A British physiologist and pioneer in reproductive medicine, Robert G.
Edwards, won the Nobel Prize in Medicine for developing in-vitro
fertilization.
Edwards, 85, a former professor at the University of Cambridge in England,
will get the 10 million-kronor ($1.5 million) prize, the Nobel Assembly said
today in Stockholm. He won the Albert Lasker award for clinical medical
research in 2001. His research partner, Patrick Steptoe, died in 1988.
Edwards, who along with Steptoe created the first test tube baby in 1978,
conducted his reproductive research in the face of opposition from church
and government. He has now left Cambridge, a spokesman for the university
said. His health is frail and he isn’t available for interviews, said Mike
Macnamee, chief executive of Bourn Hall, the Cambridge clinic where Edwards
and Steptoe first performed IVF. Macnamee, who joined Edwards’s research
team in the early 1980s, said the two scientists were “pushing back
frontiers.”
“The work at Bourn Hall in those heady days was directed at making the
treatment more widely available and the patients were well aware that they
too were making history,” Macnamee said in an e-mailed statement. “There
are now over 4 million IVF babies worldwide as a result of the techniques
developed in Cambridge.”
Army Service
Edwards, who was born in Leeds, served in the British army in Jordan, Egypt
and Iraq before earning an undergraduate degree in zoology and agriculture
from the University of Bangor, Wales. He did postgraduate work at the
University of Edinburgh’s Institute of Animal Genetics.
As a young researcher, Edwards began work on mice reproduction. He studied
fertilized eggs collected from female mice, which tend to ovulate at night,
according to the Lasker citation. After three years of midnight visits to
the lab, he found a way to coax the animals to ovulate during daytime,
according to the citation. He also developed a way to prod dormant eggs to
mature outside the female’s body.
Edwards began working on humans by persuading gynecologists to give him
slices of human ovaries from women who underwent surgery. In 1969, he
published a paper in which he described having achieved fertilization
outside a woman’s body. He joined forces with Steptoe, who collected
ripened eggs directly from women’s ovaries.
Louise Brown
Edwards worked on fertilizing them in the lab. In 1972, they started trying
to place the eggs in the womb of infertile women. On July 25, 1978, Louise
Brown, the first test tube baby, was born using the procedure developed by
Edwards and Steptoe.
Last year’s Nobel prize in medicine went to Elizabeth Blackburn, a
professor at the University of California in San Francisco, Carol Greider
from Johns Hopkins University School of Medicine in Baltimore and Jack
Szostak of Harvard Medical School in Boston, for research on cell division.

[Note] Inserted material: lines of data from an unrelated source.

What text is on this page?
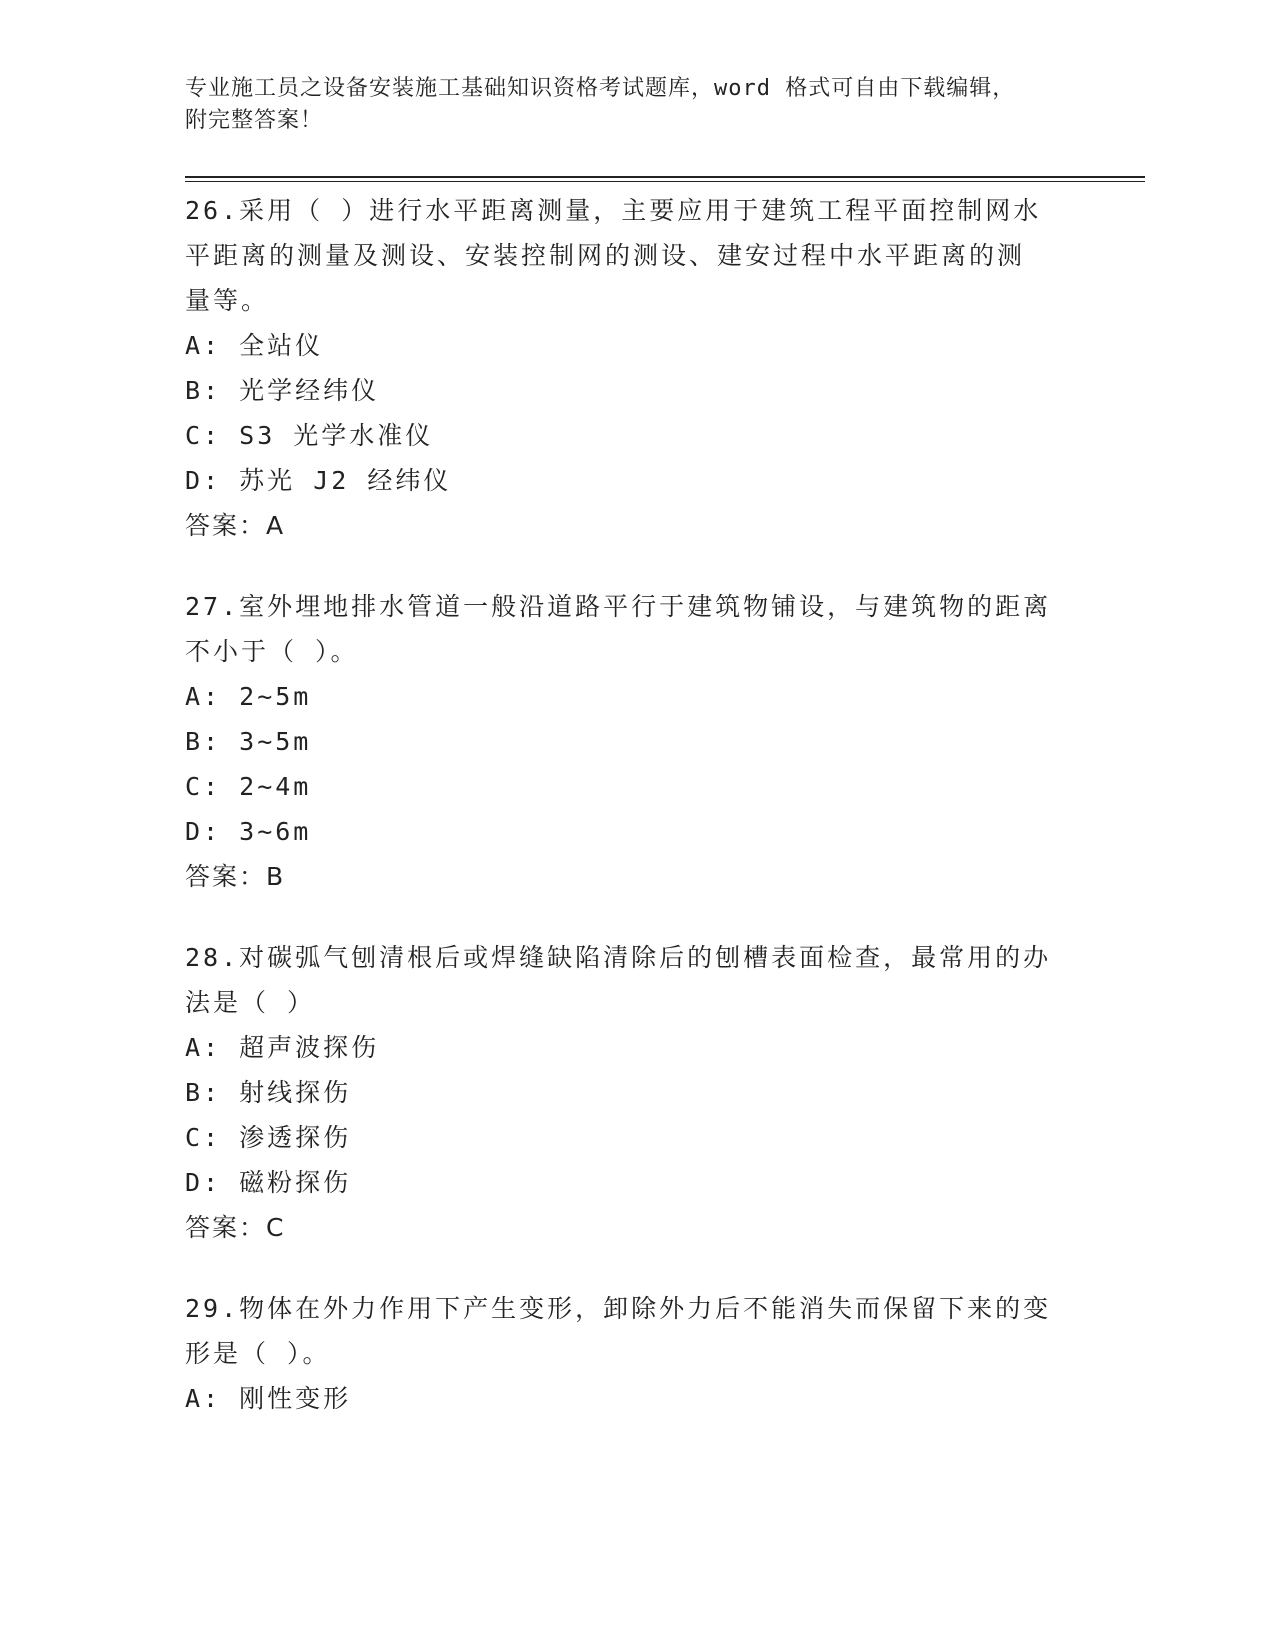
专业施工员之设备安装施工基础知识资格考试题库，word 格式可自由下载编辑，
附完整答案！
26.采用（ ）进行水平距离测量，主要应用于建筑工程平面控制网水
平距离的测量及测设、安装控制网的测设、建安过程中水平距离的测
量等。
A: 全站仪
B: 光学经纬仪
C: S3 光学水准仪
D: 苏光 J2 经纬仪
答案：A
27.室外埋地排水管道一般沿道路平行于建筑物铺设，与建筑物的距离
不小于（ ）。
A: 2~5m
B: 3~5m
C: 2~4m
D: 3~6m
答案：B
28.对碳弧气刨清根后或焊缝缺陷清除后的刨槽表面检查，最常用的办
法是（ ）
A: 超声波探伤
B: 射线探伤
C: 渗透探伤
D: 磁粉探伤
答案：C
29.物体在外力作用下产生变形，卸除外力后不能消失而保留下来的变
形是（ ）。
A: 刚性变形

Annual prizes for achievements in physics, chemistry, medicine, peace and
literature were established in the will of Alfred Nobel, the Swedish
inventor of dynamite, who died in 1896. The Nobel Foundation was established
in 1900 and the prizes were first handed out the following year.
An economics prize was created in 1969 in memory of Nobel by the Swedish
central bank. Only the peace prize is awarded outside Sweden, by the five-
member Norwegian Nobel Committee in Oslo.